Another post empowered by the new WebGL system. I've made some additions to it which I'll describe below.

I have written a lot about averaging global temperatures. Sometimes I write as a sampling problem, and sometimes from the point of view of integration.

A brief recap - averaging global temperature at a point in time requires estimating temperatures everywhere based on a sample (what has been measured). You have to estimate everywhere, even if data is sparse. If you try to omit that region, you'll either end up with a worse estimate, or you'll have to specify the subset of the world to which your average applies.

The actual averaging is done by numerical integration, which generally divides the world into sub-regions and estimates those based on local information. The global result always amounts to a weighted average of the station readings for that period (month). It isn't always expressed so, but I find it useful to formulate it so, both conceptually and practically. The weights should represent area.

In TempLS I have used four different methods. In this post I'll display with WebGL, for one month, the weights that each uses. The idea is to see how well each does represent area, and how well they agree with each other. I have added some capabilities to the WebGL system, which I will describe.

I should emphasise that the averaging process is statistical. Errors tend to cancel out, both within the spatial average and when combining averages over time, when calculating trends or just drawing meaningful graphs. So there is no need to focus on local errors as such; the important thing is whether a bias might accumulate. Accurate integration is the best defence against bias.

The methods I have used are:
  • Grid cell averaging (eg 5x5 deg). This is where everyone starts. Each cell is estimated as an average of the datapoints within it, and weighted by cell area. The problem is cells that have no data. My TempLS grid method follows HADCRUT in simply leaving these out. The problem is that the remaining areas are effectively infilled with the average of the points measured, which is often inappropriate. I continue to use it because it has often very closely tracked NOAA and HADCRUT. But the problem with empty cells is serious, and is what Cowtan and Way sought to repair.
  • My preferred method now is based on irregular triangulation, and standard finite element integration. Each triangle is estimated by the average of its nodes. There are no empty areas.
  • I have also sought to repair the grid method by estimating the empty cells based on neighboring cells. This can get a bit complicated, but works well.
  • An effective and elegant method is based on spherical harmonics. The nodes are fitted with a set of harmonics, based on least squares regression. Then in integrating this approximation, all except the first go to zero. The integral is just the coefficient of the constant.

The methods are compared numerically in this post. Here I will just display the weights for comparison in WebGL.

Friday, March 17, 2017

Temperature residuals and coverage uncertainty.

A few days ago I posted an extensive ANOVA-type analysis of the successive reduction of variance as the spatial behaviour of global temperatures was more finely modelled. This is basically a follow-up to show how the temperature field can be partitioned into a smooth part with known reliable interpolation, and a hopefully small residue. Then the size of the residue puts a limit on the coverage uncertainty.

I wrote about coverage uncertainty in January. It's the uncertainty about what would happen if one could measure in different places, and is the main source of uncertainty in the monthly global indices. A different and useful way of seeing it is as the uncertainty that comes with interpolation. Sometimes you see sceptic articles decrying interpolation as "making up data". But it is the complement of sampling, which is how we measure. You can only measure anything at a finite number of places. You infer what happens elsewhere by interpolation; that can't be avoided. Just about everything we know about the physical world, or economic for that matter, is deduced from a finite number of samples.

The standard way of estimating coverage uncertainty was used by Brohan et al 2006. They took a global reanalysis and sampled at sets of places correponding to possible station distributions. The variability of the resulting averages was the uncertainty estimate. The weakness is that the reanalysis may have different variability to the real world.

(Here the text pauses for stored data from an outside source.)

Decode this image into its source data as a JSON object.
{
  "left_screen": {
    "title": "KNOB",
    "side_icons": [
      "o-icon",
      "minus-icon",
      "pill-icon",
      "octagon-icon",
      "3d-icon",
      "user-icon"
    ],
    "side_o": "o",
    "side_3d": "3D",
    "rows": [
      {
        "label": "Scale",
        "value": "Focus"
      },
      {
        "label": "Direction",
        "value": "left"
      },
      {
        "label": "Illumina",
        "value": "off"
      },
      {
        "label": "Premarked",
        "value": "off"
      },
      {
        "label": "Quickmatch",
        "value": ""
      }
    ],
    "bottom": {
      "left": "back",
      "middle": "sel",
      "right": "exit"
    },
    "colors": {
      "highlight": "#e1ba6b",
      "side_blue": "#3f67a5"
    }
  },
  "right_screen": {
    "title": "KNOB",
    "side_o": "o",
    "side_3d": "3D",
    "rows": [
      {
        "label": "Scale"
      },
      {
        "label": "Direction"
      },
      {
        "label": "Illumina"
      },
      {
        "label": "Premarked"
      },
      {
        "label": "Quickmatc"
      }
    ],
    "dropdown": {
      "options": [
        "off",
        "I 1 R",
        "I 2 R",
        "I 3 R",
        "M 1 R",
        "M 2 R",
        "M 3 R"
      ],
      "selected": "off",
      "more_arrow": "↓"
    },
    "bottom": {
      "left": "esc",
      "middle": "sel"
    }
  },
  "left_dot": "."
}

I think analysis of residuals gives another way. If you have a temperature anomaly field T, you can try to separate it into a smoothed part s and a residual e:
T = s + e
If s is constructed in such a way that you expect much less uncertainty of interpolation than T, then the uncertainty has been transferred to e. That residual is meor intractable to integrate, but you have an upper bound based on its amplitude, and that is an upper bound to coverage uncertainty.

So below the jump, I'll show how I used a LOESS type smoothing for s. This replaces points but a low-order polynomial weighted regression, and the weighting is by a function decaying with distance, in my case exponentially, with characteristic distance t (ie exp(-|x}/r). With r very high, one can be very sure of interpolation (of s), but the approximation will not be very good, so e will be large, and contains a lot of "signal" - ie what you want to include in the average, which will then be inaccurate. If the distance is very small, the residual will be small too, but there will be a lot of noise still in s. I seek a compromise where s is smooth enough, and e is small enough. I'll show the result of various r values for recent months, focussing on Jan 2017. I'll also show WebGL plots of the smooths and residuals.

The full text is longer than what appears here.